Genetic inactivation of the nuclear transcription factor Forkhead box protein O1 (FOXO1) in mice in specific intestinal endocrine progenitor cells reprograms them into glucose-responsive insulin- producing (beta-like) cells, raising the promise that the gut can serve as an endogenous source for beta cell replacement. This phenomenon has also been demonstrated in vitro in cells derived from small and large intestinal tissues of normal human subjects and treated with FOXO1 inhibitors. Recent work in Dr. Accili’s lab identified a novel population of FOXO1-expressing cells in the glandular epithelium of the stomach in mice, which can be converted to beta-like cells upon FOXO1 genetic ablation. Whether the human stomach also harbors a FOXO1+ cell population that can be converted to beta-like cells is unknown. Furthermore, since type 1 diabetes (T1D) has been linked to gut epithelial dysfunction, questions remain as to whether the distribution of gut FOXO1+ cells in T1D resembles that in non-diabetics and whether the capability for these cells to convert into beta-like cells upon FOXO1 inhibition is preserved in T1D. Finally, whether the converted beta-like cells can survive ongoing autoimmunity in the T1D setting remains unknown.
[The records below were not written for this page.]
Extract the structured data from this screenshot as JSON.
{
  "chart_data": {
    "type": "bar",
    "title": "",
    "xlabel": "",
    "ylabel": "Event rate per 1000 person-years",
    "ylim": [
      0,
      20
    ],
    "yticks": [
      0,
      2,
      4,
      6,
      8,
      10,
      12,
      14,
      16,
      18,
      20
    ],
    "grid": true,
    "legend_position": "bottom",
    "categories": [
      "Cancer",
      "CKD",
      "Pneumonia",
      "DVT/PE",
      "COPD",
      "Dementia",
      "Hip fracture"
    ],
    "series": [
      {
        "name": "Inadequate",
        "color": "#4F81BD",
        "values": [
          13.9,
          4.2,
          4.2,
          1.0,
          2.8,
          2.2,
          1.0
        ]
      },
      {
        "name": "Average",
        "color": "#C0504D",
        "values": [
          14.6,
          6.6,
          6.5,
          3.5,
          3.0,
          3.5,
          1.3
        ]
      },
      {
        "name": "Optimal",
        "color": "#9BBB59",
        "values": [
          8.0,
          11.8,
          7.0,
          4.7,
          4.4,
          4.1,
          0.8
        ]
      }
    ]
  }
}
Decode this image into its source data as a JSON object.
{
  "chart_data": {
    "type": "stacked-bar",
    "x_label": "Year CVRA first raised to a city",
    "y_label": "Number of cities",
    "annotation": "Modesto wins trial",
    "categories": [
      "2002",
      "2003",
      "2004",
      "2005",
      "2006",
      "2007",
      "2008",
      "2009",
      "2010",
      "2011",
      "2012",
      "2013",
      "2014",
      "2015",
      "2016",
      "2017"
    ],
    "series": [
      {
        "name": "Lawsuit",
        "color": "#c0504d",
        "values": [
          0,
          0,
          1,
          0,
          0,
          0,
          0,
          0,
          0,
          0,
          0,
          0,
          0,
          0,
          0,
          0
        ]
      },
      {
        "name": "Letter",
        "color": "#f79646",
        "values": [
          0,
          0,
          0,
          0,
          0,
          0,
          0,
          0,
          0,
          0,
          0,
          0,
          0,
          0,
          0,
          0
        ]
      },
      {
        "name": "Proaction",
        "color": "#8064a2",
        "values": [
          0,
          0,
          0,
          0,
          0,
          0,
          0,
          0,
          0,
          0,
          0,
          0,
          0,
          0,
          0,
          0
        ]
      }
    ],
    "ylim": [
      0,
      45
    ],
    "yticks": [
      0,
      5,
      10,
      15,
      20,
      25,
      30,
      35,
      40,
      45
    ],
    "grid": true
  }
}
The objectives of the proposed addendum is to leverage the expertise in Dr. Accili’s lab at Columbia University to characterize FOXO1 distribution in non-diabetic and T1D stomach tissues, use an in vitro system to determine the ability of FOXO1 inhibitors to convert cells in primary stomach cultures to beta-like cells, and examine the viability of the converted beta-like cells in an in vitro model of autoimmunity using autologous cytotoxic immune cells. The proposed work is expected to generate key in vitro proof-of-concept data to validate the stomach (in addition to the intestine) as a source of beta-like cell conversion by FOXO1 inhibitors and to inform an ongoing drug discovery program regarding the optimal absorption and distribution profiles for FOXO1 inhibitors as novel therapeutics for T1D.